Summary: Should take the OS buffers into account when timing lingering
Product: Apache httpd-2 Reporter: Sjoerd Simons <sjoerd.simons>
Component: PlatformAssignee: Apache HTTPD Bugs Mailing List <bugs>
Status: NEW ---    
Severity: normal    
Priority: P2    
Version: 2.4-HEAD   
Target Milestone: ---   
Hardware: PC   
OS: Linux   
Attachments: python test case

Description Sjoerd Simons 2019-08-15 07:50:57 UTC 
Created attachment 36718 [details]
python test case

Note version tested is 2.4.41, however the version field doesn't seem to have that one.

For context; we're using bmaptool (https://github.com/intel/bmap-tools) to flasy embedded boards over the network; bmap can on the fly download an image, uncompress it and write to storage (e.g. SD card). As the input image is compressed the amount work bmaptool needs to do fluctutes heavily (e.g. towards the end of an image the content will mosty be zeros, which means for a very amount of small compressed data transfer you get a big amount of compressed data).

What we saw practically happening is on some specific boards/images apache ends up resetting the connection when the data transfer was nearly finished.


Tracing this down what happens is that the connection ens up in FIN-WAIT-1 (iotw. apache has shutdown its write side of the connection already) with quite some amount of data left in the send queue as the connection was stalled at that time, after 30 seconds the connection gets reset.

On the apache site what happens is that it simply finishing writing all its data to the socket, shuts down the write side, lingers for maximally 30 seconds and then closes, which https://svn.apache.org/viewvc?view=revision&revision=1802875 forces a connection reset (on older versions it would "linger"/be "orphaned" on the OS side).


On the network side what happens is that download is stalled (bmaptool is busy) as the recevier window is full, which means that even though apache is already lingering not all data has been transferred and FIN hasn't been sent yet. This is then followed by RST packet as Apache causes the connection to be dropped, with the receiver never having a chance to see all data (or the FIN).


What should probably happen is that when apache does it's lingering it should check the send queue size on the OS side before hard terminating the connection (or leave it up to the OS which is what happened previously) as the connection simply might have slowed down enough to not be able to drain the send queues within 30 seconds...


I've attached a minimal python test case that shows the issue; The key there is to tweak the code a bit the setup such that apache is lingering with a good amount of data left in the send queue when the 40 seconds sleep happens.
Comment 1 Joe Orton 2019-08-15 09:25:59 UTC 
Interesting problem.

Is there a portable way to determine the length of the TCP send queue?  Apparently the ioctl TIOCOUTQ might do it for (some?) Unix, tho we've got no experience with using that in APR/httpd.

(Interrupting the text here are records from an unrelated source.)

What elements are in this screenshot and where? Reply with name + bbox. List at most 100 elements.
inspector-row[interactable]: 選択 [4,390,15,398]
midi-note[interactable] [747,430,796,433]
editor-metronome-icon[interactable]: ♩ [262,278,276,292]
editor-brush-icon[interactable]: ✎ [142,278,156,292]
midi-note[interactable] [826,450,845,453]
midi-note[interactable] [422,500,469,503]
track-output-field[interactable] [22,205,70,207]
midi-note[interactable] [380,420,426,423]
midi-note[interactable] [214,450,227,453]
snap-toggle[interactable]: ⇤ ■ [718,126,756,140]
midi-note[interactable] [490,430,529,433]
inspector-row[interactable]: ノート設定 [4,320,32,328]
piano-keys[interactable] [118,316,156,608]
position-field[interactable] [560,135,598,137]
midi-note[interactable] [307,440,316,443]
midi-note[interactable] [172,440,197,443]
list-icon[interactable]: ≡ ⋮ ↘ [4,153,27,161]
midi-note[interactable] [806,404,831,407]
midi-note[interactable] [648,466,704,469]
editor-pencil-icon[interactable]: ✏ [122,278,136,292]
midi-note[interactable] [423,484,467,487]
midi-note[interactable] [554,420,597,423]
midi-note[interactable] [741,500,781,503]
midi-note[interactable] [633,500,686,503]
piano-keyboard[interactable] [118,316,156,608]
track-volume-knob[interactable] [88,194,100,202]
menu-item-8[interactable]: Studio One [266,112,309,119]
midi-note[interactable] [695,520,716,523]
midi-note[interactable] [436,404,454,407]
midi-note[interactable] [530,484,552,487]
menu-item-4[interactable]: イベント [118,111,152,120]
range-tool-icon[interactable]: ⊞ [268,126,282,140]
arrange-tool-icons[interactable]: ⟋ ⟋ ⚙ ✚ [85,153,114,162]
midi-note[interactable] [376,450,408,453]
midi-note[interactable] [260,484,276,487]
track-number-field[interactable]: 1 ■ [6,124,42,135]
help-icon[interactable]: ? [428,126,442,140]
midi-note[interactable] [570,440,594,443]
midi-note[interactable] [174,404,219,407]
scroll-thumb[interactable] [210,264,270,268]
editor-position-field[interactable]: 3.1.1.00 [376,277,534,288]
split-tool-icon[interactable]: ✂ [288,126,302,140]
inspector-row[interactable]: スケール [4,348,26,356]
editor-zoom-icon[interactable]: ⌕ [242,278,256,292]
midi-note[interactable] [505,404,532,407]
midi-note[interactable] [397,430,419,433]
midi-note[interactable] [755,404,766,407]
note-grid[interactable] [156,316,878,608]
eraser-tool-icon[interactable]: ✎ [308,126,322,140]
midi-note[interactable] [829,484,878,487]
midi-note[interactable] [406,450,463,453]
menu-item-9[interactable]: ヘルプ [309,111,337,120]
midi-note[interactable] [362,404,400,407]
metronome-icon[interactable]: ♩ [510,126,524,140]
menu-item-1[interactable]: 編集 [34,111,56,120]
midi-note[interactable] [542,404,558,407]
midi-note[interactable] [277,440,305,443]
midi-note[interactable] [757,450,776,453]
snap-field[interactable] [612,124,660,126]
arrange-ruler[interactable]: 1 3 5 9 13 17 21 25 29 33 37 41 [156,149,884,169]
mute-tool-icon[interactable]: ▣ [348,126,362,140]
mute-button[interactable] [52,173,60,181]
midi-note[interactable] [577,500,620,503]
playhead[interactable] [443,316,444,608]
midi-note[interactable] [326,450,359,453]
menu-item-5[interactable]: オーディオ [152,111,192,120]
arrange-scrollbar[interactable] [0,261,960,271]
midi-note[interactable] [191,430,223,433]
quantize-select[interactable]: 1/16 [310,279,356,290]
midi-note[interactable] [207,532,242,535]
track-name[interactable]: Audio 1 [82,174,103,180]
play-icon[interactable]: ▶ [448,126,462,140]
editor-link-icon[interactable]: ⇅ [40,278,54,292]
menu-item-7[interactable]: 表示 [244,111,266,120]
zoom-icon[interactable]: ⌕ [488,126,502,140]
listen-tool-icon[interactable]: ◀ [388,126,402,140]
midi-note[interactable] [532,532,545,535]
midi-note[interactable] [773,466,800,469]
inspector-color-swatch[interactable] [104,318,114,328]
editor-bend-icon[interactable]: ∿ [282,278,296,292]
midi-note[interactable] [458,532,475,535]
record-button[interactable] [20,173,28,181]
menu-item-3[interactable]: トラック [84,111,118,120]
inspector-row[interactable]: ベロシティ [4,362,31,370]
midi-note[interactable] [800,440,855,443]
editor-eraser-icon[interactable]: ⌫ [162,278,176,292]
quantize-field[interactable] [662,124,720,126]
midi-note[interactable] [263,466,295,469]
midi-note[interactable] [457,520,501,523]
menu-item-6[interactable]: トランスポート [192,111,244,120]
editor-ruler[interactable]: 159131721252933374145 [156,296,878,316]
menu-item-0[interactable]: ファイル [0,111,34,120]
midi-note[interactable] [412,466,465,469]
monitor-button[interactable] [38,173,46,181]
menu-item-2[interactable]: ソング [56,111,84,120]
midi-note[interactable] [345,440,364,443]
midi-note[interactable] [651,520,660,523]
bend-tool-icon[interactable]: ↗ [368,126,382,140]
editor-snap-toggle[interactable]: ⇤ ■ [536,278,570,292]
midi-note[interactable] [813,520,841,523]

Even if we can determine that length, I'm not sure what the right logic would be here.  The existence of a non-zero send queue is not sufficient to delay the lingering close, since that's indistinguishable from a DoS which this is supposed to protect against.  Maybe a *decreasing* length send queue would be sufficient, but possibly we'd need some heuristic on how fast it should to decrease to keep the socket open.
Comment 2 Sjoerd Simons 2019-08-15 10:24:42 UTC 
Unsure how to get those statistics in a good way. I'm not fully aware of which DOS it's protecting against (I assume leaving orphaned connection open in FIN-WAIT-2?). 

However a DOS that can trigger this with staying in FIN-WAIT-1 with data queued by stalling the download seems equivalent to an attacker stalling the connection at any other time (e.g. half way through the download rather then at the end). Unsure if apache has protection against that, but if so the protection for this corner should probably be equivalent.